スタッドレスタイヤに履き替えるときなどに、タイヤの表面を見るとひび割れを見つけたという人もいるかもしれません。浅いものならそれほど問題ではない、ともいわれますが、最悪、ひび割れが原因でバーストに至るケースも。どう対処すればよいのでしょうか。

経年変化で生じるタイヤのひび割れ

 スタッドレスタイヤに交換する際、夏タイヤの溝の間に小さなひび割れを見つけた、という人もいるのではないでしょうか。ひび割れは、タイヤのゴムがオゾンや紫外線に反応して油分が揮発することなどによって生じるもの、つまり経年劣化による現象のひとつです。そのため、走行距離が短く溝が残っているタイヤでも、製造から長時間が経過していると、ひび割れが生じることがあります。

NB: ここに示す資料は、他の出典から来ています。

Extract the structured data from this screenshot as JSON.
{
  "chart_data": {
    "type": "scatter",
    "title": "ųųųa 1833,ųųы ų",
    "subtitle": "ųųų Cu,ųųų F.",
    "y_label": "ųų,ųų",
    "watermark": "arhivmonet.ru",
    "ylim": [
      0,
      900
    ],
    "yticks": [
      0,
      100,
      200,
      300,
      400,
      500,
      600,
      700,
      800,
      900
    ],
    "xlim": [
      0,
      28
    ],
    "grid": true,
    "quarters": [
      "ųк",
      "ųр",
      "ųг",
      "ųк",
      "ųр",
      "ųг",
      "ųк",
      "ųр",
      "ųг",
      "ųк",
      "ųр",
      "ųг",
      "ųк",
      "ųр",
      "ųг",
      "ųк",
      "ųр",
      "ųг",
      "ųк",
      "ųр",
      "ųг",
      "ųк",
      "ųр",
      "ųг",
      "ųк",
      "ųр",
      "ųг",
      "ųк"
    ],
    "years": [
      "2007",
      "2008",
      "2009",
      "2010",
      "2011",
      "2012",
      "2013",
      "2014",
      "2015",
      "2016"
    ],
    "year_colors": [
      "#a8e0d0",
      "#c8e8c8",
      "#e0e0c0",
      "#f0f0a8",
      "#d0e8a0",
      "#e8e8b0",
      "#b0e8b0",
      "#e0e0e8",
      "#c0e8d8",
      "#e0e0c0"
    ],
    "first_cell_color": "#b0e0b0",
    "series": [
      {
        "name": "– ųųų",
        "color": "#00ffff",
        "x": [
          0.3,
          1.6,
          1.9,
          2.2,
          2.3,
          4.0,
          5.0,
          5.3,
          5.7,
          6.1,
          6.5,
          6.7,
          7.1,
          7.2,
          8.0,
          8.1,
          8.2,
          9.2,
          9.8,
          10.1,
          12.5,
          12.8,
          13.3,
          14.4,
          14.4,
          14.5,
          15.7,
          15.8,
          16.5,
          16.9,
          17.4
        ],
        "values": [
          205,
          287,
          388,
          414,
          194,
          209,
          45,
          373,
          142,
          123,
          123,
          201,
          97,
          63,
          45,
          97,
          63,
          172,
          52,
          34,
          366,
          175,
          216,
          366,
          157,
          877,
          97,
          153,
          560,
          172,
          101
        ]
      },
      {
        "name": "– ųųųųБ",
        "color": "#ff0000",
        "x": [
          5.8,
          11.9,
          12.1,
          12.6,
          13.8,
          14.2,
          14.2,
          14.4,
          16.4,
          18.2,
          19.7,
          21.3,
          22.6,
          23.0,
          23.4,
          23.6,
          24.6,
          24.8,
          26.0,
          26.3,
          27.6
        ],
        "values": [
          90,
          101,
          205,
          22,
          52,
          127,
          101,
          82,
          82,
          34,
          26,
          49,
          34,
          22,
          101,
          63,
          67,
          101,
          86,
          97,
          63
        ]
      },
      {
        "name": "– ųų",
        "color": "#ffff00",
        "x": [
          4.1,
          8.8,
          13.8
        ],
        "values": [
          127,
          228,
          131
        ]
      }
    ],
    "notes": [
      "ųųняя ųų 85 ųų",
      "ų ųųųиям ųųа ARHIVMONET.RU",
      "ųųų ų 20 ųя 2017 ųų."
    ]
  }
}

タイヤの溝の中に生じた小さなひび割れ。シワから小さなひび割れに発展しかけている(小林祐史撮影)。

 タイヤのゴムの油分は時間が経てば揮発するため、やがてひび割れが生じるのは避けられません。そのため、タイヤメーカーは浅く小さなひび割れなら問題なく走行できるようにタイヤを設計しています。

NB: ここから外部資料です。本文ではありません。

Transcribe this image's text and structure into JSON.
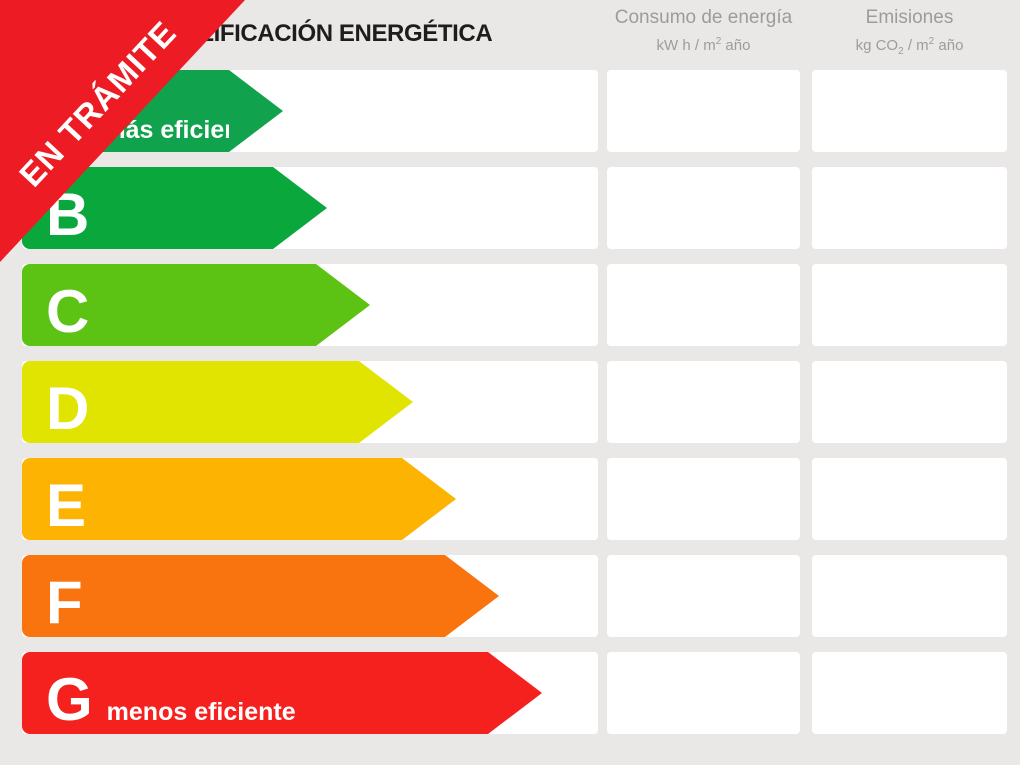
{
  "title": "ESCALA DE CALIFICACIÓN ENERGÉTICA",
  "ribbon": {
    "label": "EN TRÁMITE",
    "color": "#ed1c24"
  },
  "columns": {
    "consumption": {
      "title": "Consumo de energía",
      "unit_parts": [
        "kW h / m",
        "2",
        " año"
      ]
    },
    "emissions": {
      "title": "Emisiones",
      "unit_parts": [
        "kg CO",
        "2",
        " / m",
        "2",
        " año"
      ]
    }
  },
  "scale": {
    "ratings": [
      {
        "letter": "A",
        "color": "#10a24c",
        "arrow_width": 261,
        "note": "más eficiente",
        "consumption_value": "",
        "emissions_value": ""
      },
      {
        "letter": "B",
        "color": "#0aa73d",
        "arrow_width": 305,
        "note": "",
        "consumption_value": "",
        "emissions_value": ""
      },
      {
        "letter": "C",
        "color": "#5cc213",
        "arrow_width": 348,
        "note": "",
        "consumption_value": "",
        "emissions_value": ""
      },
      {
        "letter": "D",
        "color": "#e1e400",
        "arrow_width": 391,
        "note": "",
        "consumption_value": "",
        "emissions_value": ""
      },
      {
        "letter": "E",
        "color": "#fdb301",
        "arrow_width": 434,
        "note": "",
        "consumption_value": "",
        "emissions_value": ""
      },
      {
        "letter": "F",
        "color": "#f9740f",
        "arrow_width": 477,
        "note": "",
        "consumption_value": "",
        "emissions_value": ""
      },
      {
        "letter": "G",
        "color": "#f5211e",
        "arrow_width": 520,
        "note": "menos eficiente",
        "consumption_value": "",
        "emissions_value": ""
      }
    ]
  },
  "chart_data": {
    "type": "bar",
    "orientation": "horizontal",
    "title": "ESCALA DE CALIFICACIÓN ENERGÉTICA",
    "categories": [
      "A",
      "B",
      "C",
      "D",
      "E",
      "F",
      "G"
    ],
    "values": [
      261,
      305,
      348,
      391,
      434,
      477,
      520
    ],
    "value_meaning": "arrow length in pixels (rank indicator only, no numeric axis shown)",
    "colors": [
      "#10a24c",
      "#0aa73d",
      "#5cc213",
      "#e1e400",
      "#fdb301",
      "#f9740f",
      "#f5211e"
    ],
    "annotations": [
      "más eficiente (on A)",
      "menos eficiente (on G)",
      "EN TRÁMITE (diagonal overlay ribbon)"
    ],
    "extra_columns": [
      {
        "header": "Consumo de energía",
        "unit": "kW h / m² año",
        "values": [
          "",
          "",
          "",
          "",
          "",
          "",
          ""
        ]
      },
      {
        "header": "Emisiones",
        "unit": "kg CO₂ / m² año",
        "values": [
          "",
          "",
          "",
          "",
          "",
          "",
          ""
        ]
      }
    ],
    "legend": false,
    "grid": false
  }
}
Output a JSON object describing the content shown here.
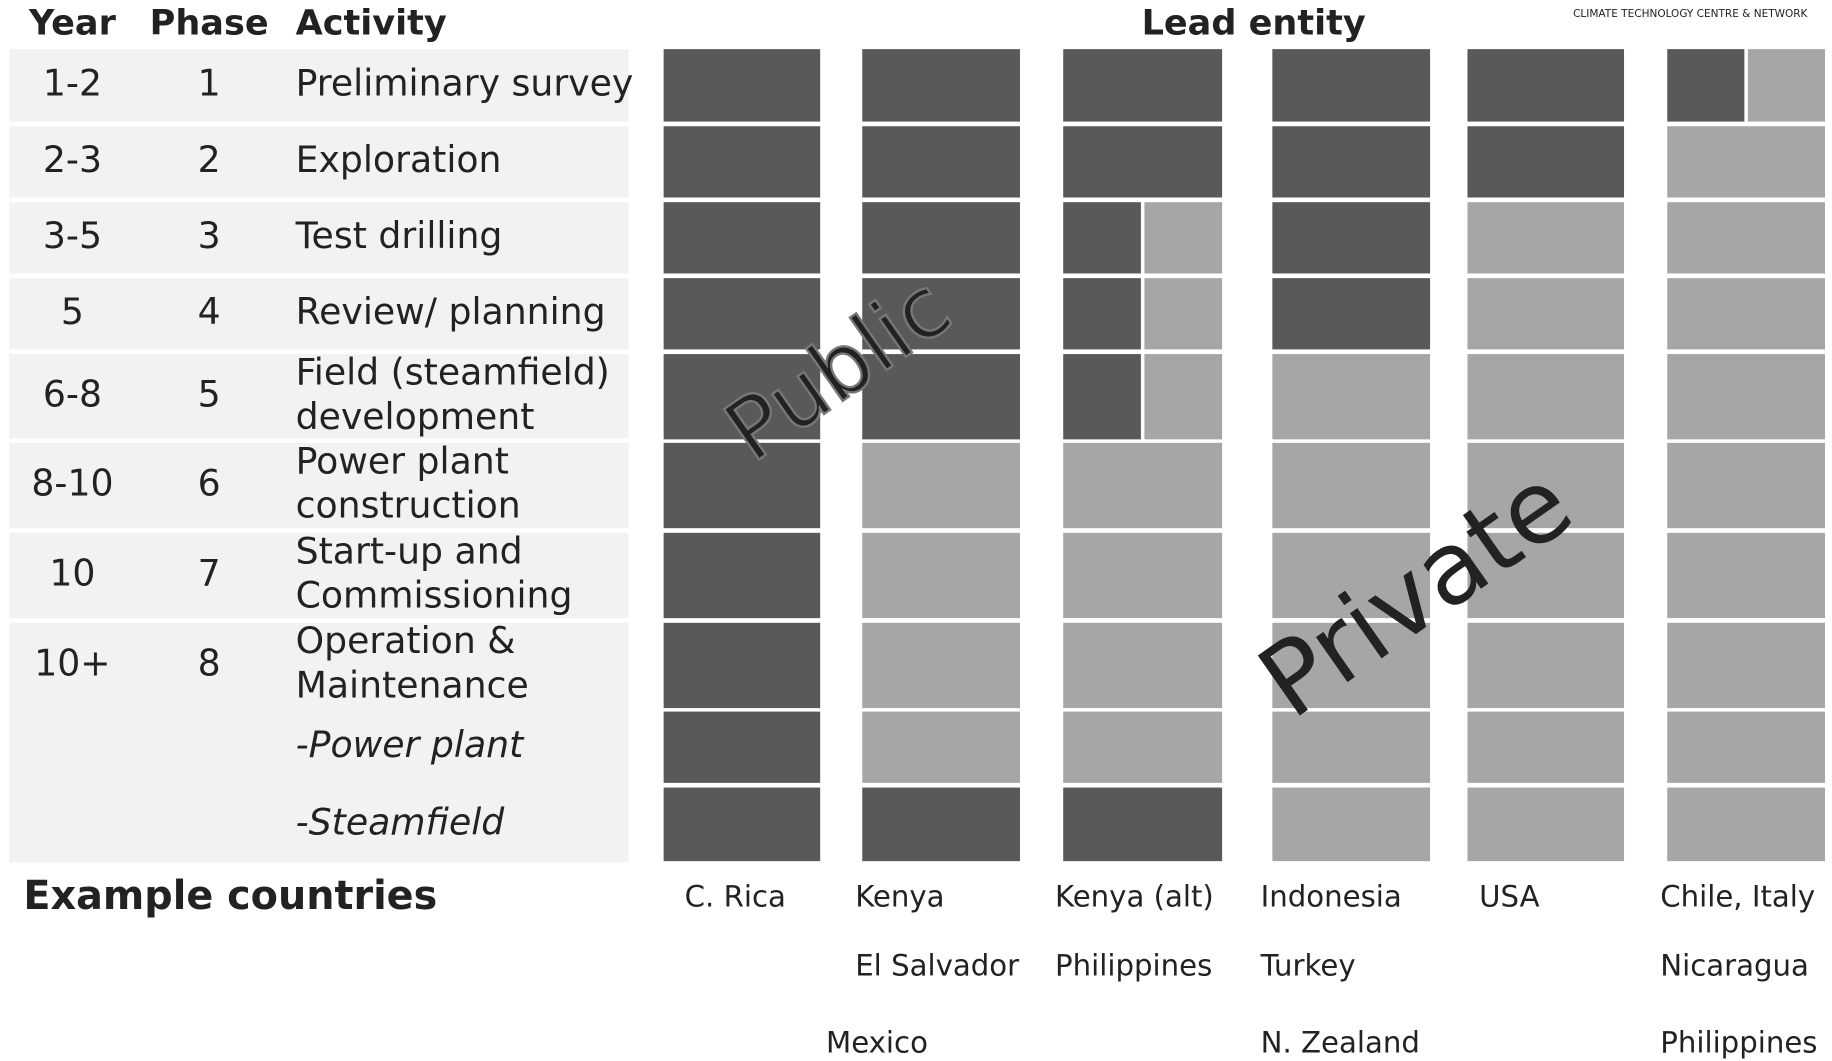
{
  "header": {
    "year": "Year",
    "phase": "Phase",
    "activity": "Activity",
    "lead_entity": "Lead entity",
    "logo_caption": "CLIMATE TECHNOLOGY CENTRE & NETWORK"
  },
  "rows": [
    {
      "year": "1-2",
      "phase": "1",
      "activity": [
        "Preliminary survey"
      ]
    },
    {
      "year": "2-3",
      "phase": "2",
      "activity": [
        "Exploration"
      ]
    },
    {
      "year": "3-5",
      "phase": "3",
      "activity": [
        "Test drilling"
      ]
    },
    {
      "year": "5",
      "phase": "4",
      "activity": [
        "Review/ planning"
      ]
    },
    {
      "year": "6-8",
      "phase": "5",
      "activity": [
        "Field (steamfield)",
        "development"
      ]
    },
    {
      "year": "8-10",
      "phase": "6",
      "activity": [
        "Power plant",
        "construction"
      ]
    },
    {
      "year": "10",
      "phase": "7",
      "activity": [
        "Start-up and",
        "Commissioning"
      ]
    },
    {
      "year": "10+",
      "phase": "8",
      "activity": [
        "Operation &",
        "Maintenance"
      ]
    },
    {
      "activity": [
        "-Power plant"
      ],
      "italic": true
    },
    {
      "activity": [
        "-Steamfield"
      ],
      "italic": true
    }
  ],
  "columns": [
    {
      "cells": [
        "public",
        "public",
        "public",
        "public",
        "public",
        "public",
        "public",
        "public",
        "public",
        "public"
      ],
      "countries": [
        "C. Rica"
      ]
    },
    {
      "cells": [
        "public",
        "public",
        "public",
        "public",
        "public",
        "private",
        "private",
        "private",
        "private",
        "public"
      ],
      "countries": [
        "Kenya",
        "El Salvador",
        "Mexico"
      ]
    },
    {
      "cells": [
        "public",
        "public",
        "split",
        "split",
        "split",
        "private",
        "private",
        "private",
        "private",
        "public"
      ],
      "countries": [
        "Kenya (alt)",
        "Philippines"
      ]
    },
    {
      "cells": [
        "public",
        "public",
        "public",
        "public",
        "private",
        "private",
        "private",
        "private",
        "private",
        "private"
      ],
      "countries": [
        "Indonesia",
        "Turkey",
        "N. Zealand"
      ]
    },
    {
      "cells": [
        "public",
        "public",
        "private",
        "private",
        "private",
        "private",
        "private",
        "private",
        "private",
        "private"
      ],
      "countries": [
        "USA"
      ]
    },
    {
      "cells": [
        "split",
        "private",
        "private",
        "private",
        "private",
        "private",
        "private",
        "private",
        "private",
        "private"
      ],
      "countries": [
        "Chile, Italy",
        "Nicaragua",
        "Philippines"
      ]
    }
  ],
  "colors": {
    "public": "#595959",
    "private": "#a6a6a6"
  },
  "footer": {
    "title": "Example countries"
  },
  "overlay": {
    "public": "Public",
    "private": "Private"
  }
}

 ただし、ひび割れが深く大きなものに進行すると、ゴム内部にあるカーカスやベルト、ビートといったタイヤの背骨にあたる重要な構造材が雨水などの水分に触れることになります。それらの構造材は金属や化学繊維、高炭素鋼などが素材であるため、水分に触れるとサビや腐食が生じます。

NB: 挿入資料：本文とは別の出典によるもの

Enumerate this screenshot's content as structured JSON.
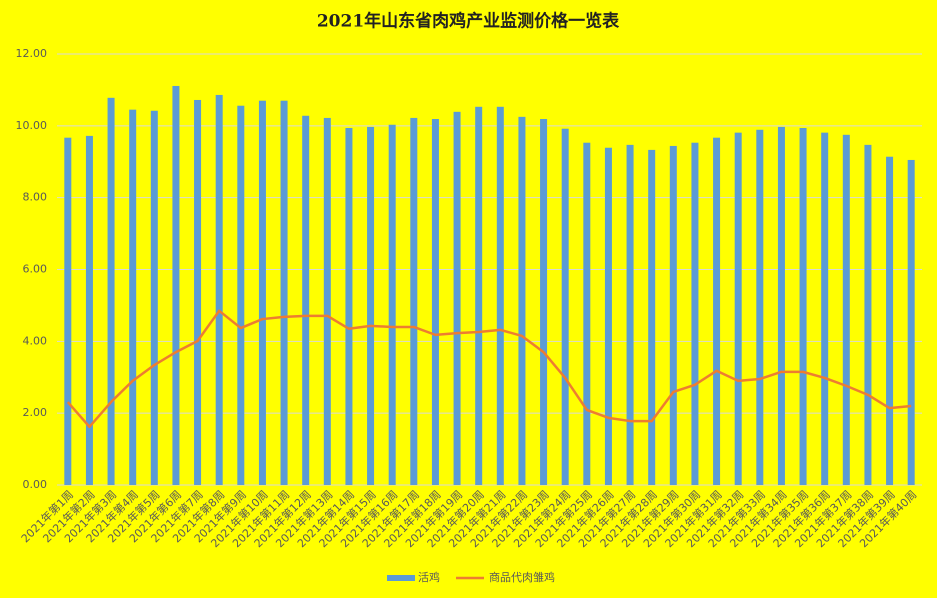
{
  "chart_data": {
    "type": "bar",
    "title": "2021年山东省肉鸡产业监测价格一览表",
    "categories": [
      "2021年第1周",
      "2021年第2周",
      "2021年第3周",
      "2021年第4周",
      "2021年第5周",
      "2021年第6周",
      "2021年第7周",
      "2021年第8周",
      "2021年第9周",
      "2021年第10周",
      "2021年第11周",
      "2021年第12周",
      "2021年第13周",
      "2021年第14周",
      "2021年第15周",
      "2021年第16周",
      "2021年第17周",
      "2021年第18周",
      "2021年第19周",
      "2021年第20周",
      "2021年第21周",
      "2021年第22周",
      "2021年第23周",
      "2021年第24周",
      "2021年第25周",
      "2021年第26周",
      "2021年第27周",
      "2021年第28周",
      "2021年第29周",
      "2021年第30周",
      "2021年第31周",
      "2021年第32周",
      "2021年第33周",
      "2021年第34周",
      "2021年第35周",
      "2021年第36周",
      "2021年第37周",
      "2021年第38周",
      "2021年第39周",
      "2021年第40周"
    ],
    "series": [
      {
        "name": "活鸡",
        "type": "bar",
        "color": "#5b9bd5",
        "values": [
          9.67,
          9.72,
          10.78,
          10.45,
          10.42,
          11.11,
          10.72,
          10.86,
          10.56,
          10.7,
          10.7,
          10.28,
          10.22,
          9.94,
          9.97,
          10.03,
          10.22,
          10.19,
          10.39,
          10.53,
          10.53,
          10.25,
          10.19,
          9.92,
          9.53,
          9.39,
          9.47,
          9.33,
          9.44,
          9.53,
          9.67,
          9.81,
          9.89,
          9.97,
          9.94,
          9.81,
          9.75,
          9.47,
          9.14,
          9.05
        ]
      },
      {
        "name": "商品代肉雏鸡",
        "type": "line",
        "color": "#ed7d31",
        "values": [
          2.31,
          1.62,
          2.31,
          2.9,
          3.34,
          3.7,
          4.01,
          4.85,
          4.37,
          4.62,
          4.68,
          4.71,
          4.71,
          4.35,
          4.43,
          4.4,
          4.4,
          4.18,
          4.23,
          4.26,
          4.32,
          4.15,
          3.7,
          2.98,
          2.09,
          1.87,
          1.78,
          1.78,
          2.59,
          2.79,
          3.18,
          2.9,
          2.95,
          3.15,
          3.15,
          2.98,
          2.76,
          2.51,
          2.14,
          2.2
        ]
      }
    ],
    "ylim": [
      0,
      12
    ],
    "yticks": [
      {
        "value": 0,
        "label": "0.00"
      },
      {
        "value": 2,
        "label": "2.00"
      },
      {
        "value": 4,
        "label": "4.00"
      },
      {
        "value": 6,
        "label": "6.00"
      },
      {
        "value": 8,
        "label": "8.00"
      },
      {
        "value": 10,
        "label": "10.00"
      },
      {
        "value": 12,
        "label": "12.00"
      }
    ],
    "grid": true,
    "legend": "bottom"
  }
}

 内部に侵入した水分は、ゴムの劣化を促進させるとともに、内部構造を腐食させ、それによって内部の体積が増加します。この内側から外側に向かう力(膨張)が高じると、タイヤはバーストしてしまうのです。

シワのような小さなものは要観察。地割れのようなものは危険

 タイヤのひび割れを問題アリ・ナシなしと判断する基準は、ひびの大きさと深さです。初期はシワのようなもので、それが徐々に大きく深くなります。シワが小さなひび割れとなったら要注意です。

 その時点で、整備工場やタイヤ専門店に点検を依頼すべきでしょう。プロの目でひび割れの進行度を判断してもらうとともに、そのひびがどこまで深く大きくなったら危険になるのかを確認しておきます。もし、小さなうちに見過ごしてしまい、発見時には地割れのような深く大きなひび割れとなっているようなら即交換です。

 ひび割れが接地面(トレッド)の溝の間ではなく、側面(サイドウォール)や、両者の間にあるショルダー部に生じている場合は、より危険度が高くなります。接地面は地面に触れる部分なので、もともと素材の厚みや強度がありますが、側面やショルダーは変形して地面からのショックを吸収するために、薄く、しなやかなゴムが使われています。そのため、見た目は浅く小さいひび割れでも、カーカスやベルトやビートまで達している可能性があるのです。

 また、ひび割れはタイヤの空気圧や洗車の仕方、タイヤの保管状況によってさらに悪化する可能性があります。中でも空気圧不足は一番の大敵です。空気圧が足りないとタイヤは正常な形状を保てなくなり、サイドウォールに歪み、ひび割れが生じやすくなります。また、定められた重量以上のものを積載して走行することも、サイドウォールを歪ませることにつながるので、空気圧とともに積載物の重量にも配慮する必要があります。


バーストし、ひしゃげたタイヤのイメージ(画像:Akhararat Wathanasing/123RF)。

 過度な洗車もタイヤに悪影響を及ぼします。タイヤの洗浄をしすぎると、泥汚れとともに油分まで流してしまうことになり、ひび割れが起きやすくなります。また洗車剤が残っているような不完全なすすぎもNGです。適量の洗剤で洗車し、よくすすぐことを心がけるべきでしょう。

 タイヤを保管する際は、紫外線によるゴムの劣化を避けるため、直射日光を避け、日陰や保管用のタイヤカバーで覆うなどの対策が、安全に長持ちさせるための必須条件となります。